A Chase Bank Teller Makes A Mistake, I Spend The Long Weekend $2,300 Overdrawn

Jason began his holiday weekend with an unpleasant surprise. When he checked his bank account on his iPad, he saw that it was overdrawn. It was overdrawn by a lot. More than two thousand dollars. Jason hadn’t made any huge withdrawals from his account, and neither had any other authorized person. Was he the victim of identity theft? Fraud? ATM skimmers? How could someone take out money that wasn’t there? It turns out that it was quite easy: it just required a one-digit error in the account number.

Warning: Jason’s e-mail to Consumerist contains copious rage-induced use of the F word. When you read what happened, you might understand why.
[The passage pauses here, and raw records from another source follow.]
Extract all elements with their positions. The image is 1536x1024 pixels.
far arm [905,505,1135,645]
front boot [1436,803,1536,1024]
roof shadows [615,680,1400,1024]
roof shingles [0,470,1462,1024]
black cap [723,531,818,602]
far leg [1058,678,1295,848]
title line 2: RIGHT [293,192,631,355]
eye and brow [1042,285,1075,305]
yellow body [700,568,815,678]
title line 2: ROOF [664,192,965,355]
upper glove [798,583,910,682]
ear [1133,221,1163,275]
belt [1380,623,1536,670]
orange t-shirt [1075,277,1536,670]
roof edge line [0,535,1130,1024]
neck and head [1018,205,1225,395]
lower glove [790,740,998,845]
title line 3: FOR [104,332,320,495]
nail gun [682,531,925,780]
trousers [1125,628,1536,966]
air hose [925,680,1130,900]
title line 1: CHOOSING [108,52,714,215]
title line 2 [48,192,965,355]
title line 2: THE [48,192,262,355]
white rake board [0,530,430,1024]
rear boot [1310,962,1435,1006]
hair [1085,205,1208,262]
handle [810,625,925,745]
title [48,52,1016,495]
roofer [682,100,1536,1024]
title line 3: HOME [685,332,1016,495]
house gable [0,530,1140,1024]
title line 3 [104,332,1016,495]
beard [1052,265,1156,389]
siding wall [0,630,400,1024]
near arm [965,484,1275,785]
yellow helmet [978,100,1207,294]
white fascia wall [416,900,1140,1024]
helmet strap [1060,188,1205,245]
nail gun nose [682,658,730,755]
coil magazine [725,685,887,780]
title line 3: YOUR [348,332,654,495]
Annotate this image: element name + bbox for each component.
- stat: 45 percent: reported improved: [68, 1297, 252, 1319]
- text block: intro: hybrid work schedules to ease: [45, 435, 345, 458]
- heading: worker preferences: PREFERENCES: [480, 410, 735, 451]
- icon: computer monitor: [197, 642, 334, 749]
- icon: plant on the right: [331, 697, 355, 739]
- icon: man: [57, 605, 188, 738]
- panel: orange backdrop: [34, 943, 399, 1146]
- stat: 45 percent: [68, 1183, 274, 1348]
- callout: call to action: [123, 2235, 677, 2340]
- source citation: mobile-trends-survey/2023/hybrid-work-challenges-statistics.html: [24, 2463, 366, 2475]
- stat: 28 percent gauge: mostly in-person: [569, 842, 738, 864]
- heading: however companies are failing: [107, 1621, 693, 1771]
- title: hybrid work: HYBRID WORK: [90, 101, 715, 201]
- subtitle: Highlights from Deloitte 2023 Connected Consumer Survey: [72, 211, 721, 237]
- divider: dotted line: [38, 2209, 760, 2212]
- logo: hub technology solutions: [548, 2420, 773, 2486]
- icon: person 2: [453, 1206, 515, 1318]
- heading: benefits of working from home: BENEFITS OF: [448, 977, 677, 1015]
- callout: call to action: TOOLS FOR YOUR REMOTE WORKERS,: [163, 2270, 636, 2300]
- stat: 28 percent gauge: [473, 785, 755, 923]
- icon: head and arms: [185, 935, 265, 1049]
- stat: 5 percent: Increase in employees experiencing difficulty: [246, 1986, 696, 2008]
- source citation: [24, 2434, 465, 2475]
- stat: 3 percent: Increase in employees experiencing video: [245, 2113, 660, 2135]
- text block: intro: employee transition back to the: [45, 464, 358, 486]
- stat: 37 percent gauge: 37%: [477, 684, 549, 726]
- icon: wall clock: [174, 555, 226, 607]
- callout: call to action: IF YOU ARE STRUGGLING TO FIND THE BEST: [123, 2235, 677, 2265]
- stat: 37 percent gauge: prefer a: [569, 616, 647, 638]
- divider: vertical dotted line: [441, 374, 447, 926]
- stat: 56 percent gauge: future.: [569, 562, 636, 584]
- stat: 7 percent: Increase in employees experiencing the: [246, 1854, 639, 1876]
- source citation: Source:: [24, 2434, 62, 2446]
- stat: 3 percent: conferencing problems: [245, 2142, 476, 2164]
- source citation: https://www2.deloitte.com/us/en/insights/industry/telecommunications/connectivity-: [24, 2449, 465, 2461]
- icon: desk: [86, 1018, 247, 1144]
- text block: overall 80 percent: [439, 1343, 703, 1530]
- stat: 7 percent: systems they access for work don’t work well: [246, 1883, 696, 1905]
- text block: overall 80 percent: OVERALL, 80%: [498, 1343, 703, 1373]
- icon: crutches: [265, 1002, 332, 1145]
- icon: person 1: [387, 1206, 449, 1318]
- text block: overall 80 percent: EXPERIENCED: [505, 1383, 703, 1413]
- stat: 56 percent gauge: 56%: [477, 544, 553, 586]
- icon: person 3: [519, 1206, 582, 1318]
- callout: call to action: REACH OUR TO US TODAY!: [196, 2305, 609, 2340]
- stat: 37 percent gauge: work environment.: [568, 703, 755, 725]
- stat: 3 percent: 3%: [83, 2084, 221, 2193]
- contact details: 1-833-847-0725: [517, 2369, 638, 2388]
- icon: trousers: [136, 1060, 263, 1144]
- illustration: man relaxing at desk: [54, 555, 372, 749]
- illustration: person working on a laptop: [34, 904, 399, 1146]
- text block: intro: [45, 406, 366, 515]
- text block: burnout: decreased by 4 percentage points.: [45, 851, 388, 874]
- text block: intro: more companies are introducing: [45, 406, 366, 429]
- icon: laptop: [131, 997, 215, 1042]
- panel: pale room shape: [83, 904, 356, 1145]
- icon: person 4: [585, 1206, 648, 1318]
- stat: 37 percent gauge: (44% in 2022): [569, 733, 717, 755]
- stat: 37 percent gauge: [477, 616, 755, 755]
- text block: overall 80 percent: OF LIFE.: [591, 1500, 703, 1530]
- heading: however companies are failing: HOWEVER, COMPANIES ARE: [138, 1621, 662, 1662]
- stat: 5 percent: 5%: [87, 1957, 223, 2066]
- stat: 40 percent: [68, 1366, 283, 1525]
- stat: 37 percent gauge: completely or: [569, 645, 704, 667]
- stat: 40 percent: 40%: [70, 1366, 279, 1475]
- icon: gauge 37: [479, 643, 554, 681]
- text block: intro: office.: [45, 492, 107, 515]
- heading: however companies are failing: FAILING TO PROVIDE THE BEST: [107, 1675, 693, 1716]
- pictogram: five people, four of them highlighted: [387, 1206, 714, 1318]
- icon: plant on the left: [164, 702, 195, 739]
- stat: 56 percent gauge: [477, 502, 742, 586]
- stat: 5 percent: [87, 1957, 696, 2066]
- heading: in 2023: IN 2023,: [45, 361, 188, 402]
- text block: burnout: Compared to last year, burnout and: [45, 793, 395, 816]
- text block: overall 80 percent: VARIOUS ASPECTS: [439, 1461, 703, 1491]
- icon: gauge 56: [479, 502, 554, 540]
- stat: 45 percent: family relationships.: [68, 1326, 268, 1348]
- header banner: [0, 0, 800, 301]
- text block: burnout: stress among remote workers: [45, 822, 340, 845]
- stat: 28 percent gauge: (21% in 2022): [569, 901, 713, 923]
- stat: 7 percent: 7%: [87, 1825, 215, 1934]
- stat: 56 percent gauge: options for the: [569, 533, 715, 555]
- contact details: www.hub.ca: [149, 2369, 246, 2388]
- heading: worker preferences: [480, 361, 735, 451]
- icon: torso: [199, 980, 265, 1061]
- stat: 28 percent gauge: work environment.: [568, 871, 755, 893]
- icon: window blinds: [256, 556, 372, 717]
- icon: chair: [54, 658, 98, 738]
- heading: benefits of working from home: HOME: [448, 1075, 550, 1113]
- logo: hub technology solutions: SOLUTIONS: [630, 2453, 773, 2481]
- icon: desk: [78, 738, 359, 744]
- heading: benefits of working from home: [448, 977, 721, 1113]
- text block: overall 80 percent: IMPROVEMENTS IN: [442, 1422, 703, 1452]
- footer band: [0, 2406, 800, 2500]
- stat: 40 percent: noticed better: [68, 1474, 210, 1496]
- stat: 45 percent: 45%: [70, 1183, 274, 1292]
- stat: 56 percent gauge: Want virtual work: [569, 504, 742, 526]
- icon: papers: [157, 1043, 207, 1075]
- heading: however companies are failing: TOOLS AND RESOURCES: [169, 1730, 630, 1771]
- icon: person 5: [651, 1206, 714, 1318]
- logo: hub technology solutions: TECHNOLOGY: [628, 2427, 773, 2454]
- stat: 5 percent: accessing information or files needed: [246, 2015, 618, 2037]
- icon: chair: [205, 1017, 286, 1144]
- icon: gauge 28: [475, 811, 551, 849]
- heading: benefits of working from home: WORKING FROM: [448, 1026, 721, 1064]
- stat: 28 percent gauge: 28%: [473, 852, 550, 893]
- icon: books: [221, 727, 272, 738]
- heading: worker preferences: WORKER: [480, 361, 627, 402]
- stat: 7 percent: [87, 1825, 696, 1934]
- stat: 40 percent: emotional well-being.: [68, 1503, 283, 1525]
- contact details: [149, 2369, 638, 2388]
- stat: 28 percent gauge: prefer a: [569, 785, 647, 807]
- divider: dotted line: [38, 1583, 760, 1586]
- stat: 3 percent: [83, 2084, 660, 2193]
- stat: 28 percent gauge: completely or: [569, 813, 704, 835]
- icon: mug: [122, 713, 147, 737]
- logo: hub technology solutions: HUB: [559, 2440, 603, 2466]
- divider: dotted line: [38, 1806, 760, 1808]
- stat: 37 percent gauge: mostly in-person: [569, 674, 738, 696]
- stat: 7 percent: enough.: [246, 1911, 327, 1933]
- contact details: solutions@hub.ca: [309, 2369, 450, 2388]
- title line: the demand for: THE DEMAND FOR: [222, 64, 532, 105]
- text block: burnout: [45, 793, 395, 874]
So here is how my 3 day weekend kicks off getting fucked over. I look at my iPad in the morning and I see my chase account is overdrawn by -$2,3xx.xxx. I call Chase’s 800 number speak to a rep. From what I was told the slip they have on file shows that 1 number is off from the account number. ARE YOU FUCKING KIDDING ME!?

Did the teller did not check the name on the account? Let’s not mention the withdraw amount wasn’t even available. Also what manager approved the withdrawal when the funds weren’t a available and also why didn’t the manager check the name on the account to match with the slip.

I have been in the phone with Chase bank all day and they cannot issue me a refund as I have to wait 48 for the refund to hit. This is your fault chase and your telling me I have to wait 48hrs? This is fucking insane. Now if I have an emergency I have no access to my money whatsoever because I have no fucking money!!!!

We didn’t hear from Jason that he had experienced a catastrophic emergency. That’s no excuse for a teller at a Chase branch somewhere to go handing out thousands of dollars’ worth of his money that isn’t even in his account to strangers, though. Aren’t 21st-century banks set up specifically to avoid this kind of mess?